Gut vorbereitet in den Urlaub

Lange Auto- und Flugreisen sind für Menschen mit Venenerkrankungen nicht ungefährlich. Stundenlanges Sitzen ohne Bewegungspausen kann den Blutfluss in den Venen so beeinträchtigen, dass sich Gerinnsel bilden. Betroffene sollten Stützstrümpfe oder medizinische Thrombose-Prophylaxestrümpfe tragen. Foto djd/G. Pohl-Boskamp/thx

Wichtige Tipps für Ihre Reiseapotheke

Nach einer Studie der Weltgesundheitsorganisation starten 40 Prozent aller Fernreisenden völlig unvorbereitet in den Urlaub. Deshalb gibt der ADAC Tipps für die Zusammenstellung der individuellen Reiseapotheke.
Zur Grundausstattung zählen Einmalhandschuhe, Pinzette, Schere, Wund-desinfektionsmittel, Pflaster und Kompressen, elastische Binden sowie Fieberthermometer.

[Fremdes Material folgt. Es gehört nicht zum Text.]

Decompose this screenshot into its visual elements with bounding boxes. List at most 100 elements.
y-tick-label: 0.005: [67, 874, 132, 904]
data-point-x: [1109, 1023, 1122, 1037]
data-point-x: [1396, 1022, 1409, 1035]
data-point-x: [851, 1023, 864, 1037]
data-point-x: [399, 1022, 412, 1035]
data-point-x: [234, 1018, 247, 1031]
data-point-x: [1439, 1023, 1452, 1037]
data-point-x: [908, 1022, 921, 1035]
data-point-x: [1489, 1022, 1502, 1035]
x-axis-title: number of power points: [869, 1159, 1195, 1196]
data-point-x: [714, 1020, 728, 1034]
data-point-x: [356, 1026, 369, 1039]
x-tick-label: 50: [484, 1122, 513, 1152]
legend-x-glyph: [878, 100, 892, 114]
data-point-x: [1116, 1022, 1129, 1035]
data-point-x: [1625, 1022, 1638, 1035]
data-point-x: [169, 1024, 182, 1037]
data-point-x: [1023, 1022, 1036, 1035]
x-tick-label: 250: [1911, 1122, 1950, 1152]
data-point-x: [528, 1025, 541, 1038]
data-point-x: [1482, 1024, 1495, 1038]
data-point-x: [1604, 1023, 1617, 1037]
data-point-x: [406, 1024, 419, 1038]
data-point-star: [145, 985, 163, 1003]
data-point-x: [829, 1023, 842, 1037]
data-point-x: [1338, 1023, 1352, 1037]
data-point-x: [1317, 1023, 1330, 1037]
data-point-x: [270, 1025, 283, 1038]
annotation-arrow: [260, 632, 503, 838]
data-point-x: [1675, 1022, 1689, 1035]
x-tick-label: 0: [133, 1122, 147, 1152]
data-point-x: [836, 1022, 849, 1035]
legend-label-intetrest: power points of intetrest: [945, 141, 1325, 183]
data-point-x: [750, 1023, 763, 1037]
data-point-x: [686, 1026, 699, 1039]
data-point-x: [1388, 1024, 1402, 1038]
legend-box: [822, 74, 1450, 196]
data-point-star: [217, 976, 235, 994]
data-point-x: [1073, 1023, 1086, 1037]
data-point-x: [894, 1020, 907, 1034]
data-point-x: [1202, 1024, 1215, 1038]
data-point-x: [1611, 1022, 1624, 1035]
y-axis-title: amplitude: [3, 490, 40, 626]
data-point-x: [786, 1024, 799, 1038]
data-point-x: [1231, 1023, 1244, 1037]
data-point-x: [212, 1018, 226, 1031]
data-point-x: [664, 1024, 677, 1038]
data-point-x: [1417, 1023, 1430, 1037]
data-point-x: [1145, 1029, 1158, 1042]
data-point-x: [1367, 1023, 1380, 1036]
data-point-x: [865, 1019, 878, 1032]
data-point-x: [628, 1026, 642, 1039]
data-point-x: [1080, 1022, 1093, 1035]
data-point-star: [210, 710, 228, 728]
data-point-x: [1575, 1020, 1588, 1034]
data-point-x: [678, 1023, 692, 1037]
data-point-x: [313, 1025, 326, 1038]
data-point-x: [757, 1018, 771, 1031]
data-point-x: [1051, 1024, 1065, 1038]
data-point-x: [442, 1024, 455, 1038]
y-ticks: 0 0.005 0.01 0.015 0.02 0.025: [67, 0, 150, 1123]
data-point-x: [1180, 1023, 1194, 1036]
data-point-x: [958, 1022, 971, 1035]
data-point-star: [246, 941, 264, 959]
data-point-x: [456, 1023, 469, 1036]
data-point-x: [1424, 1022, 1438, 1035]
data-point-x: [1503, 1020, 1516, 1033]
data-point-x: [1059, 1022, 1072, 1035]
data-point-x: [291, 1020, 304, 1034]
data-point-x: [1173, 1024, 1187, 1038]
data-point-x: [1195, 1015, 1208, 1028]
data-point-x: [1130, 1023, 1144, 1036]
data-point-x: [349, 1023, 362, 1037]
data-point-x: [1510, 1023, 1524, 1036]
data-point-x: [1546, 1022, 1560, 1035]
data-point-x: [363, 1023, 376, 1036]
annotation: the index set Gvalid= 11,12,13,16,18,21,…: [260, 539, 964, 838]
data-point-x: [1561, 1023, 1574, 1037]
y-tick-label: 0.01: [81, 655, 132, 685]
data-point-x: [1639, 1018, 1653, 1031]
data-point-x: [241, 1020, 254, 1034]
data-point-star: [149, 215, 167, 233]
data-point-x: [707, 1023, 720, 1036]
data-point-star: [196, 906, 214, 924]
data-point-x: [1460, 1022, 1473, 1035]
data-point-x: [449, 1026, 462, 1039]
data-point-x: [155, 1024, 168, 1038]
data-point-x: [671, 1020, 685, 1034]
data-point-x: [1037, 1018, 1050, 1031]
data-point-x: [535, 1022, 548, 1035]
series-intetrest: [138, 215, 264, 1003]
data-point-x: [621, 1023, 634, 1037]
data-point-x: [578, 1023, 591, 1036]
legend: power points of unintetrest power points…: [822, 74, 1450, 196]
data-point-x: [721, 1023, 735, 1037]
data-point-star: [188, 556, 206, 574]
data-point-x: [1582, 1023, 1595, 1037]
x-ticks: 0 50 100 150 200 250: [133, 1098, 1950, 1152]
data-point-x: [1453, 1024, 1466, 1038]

Arzneien gegen Schmerzen, Fieber, Durchfall, Verstopfung und Erkältung sollten ebenfalls im Gepäck sein. Abschwellende Nasensprays leisten vor und auf Flügen wertvolle Dienste, um den Druckausgleich im Ohr zu erleichtern. Gegen Reiseübelkeit helfen spezielle Kaugummis oder Akupressurbändchen.
Fernreisende sollten umfangreicher vorsorgen. Tabletten zum Entkeimen von Wasser, Mittel gegen Magen-Darm-Verstimmungen und Insektenschutzmittel sind sinnvolle Ergänzungen. In bestimmte Länder sollten sterile Einmalspritzen und Injektionsnadeln mitgenommen werden. Die Medikamente sollten zudem wasserdicht und möglichst temperaturgeschützt aufbewahrt sein. Auch der Beipackzettel ist wichtig, da Arzt oder Apotheker an Ort und Stelle daraus wichtige Hinweise entnehmen können – auch wenn dieser in deutscher Sprache ausgestellt ist.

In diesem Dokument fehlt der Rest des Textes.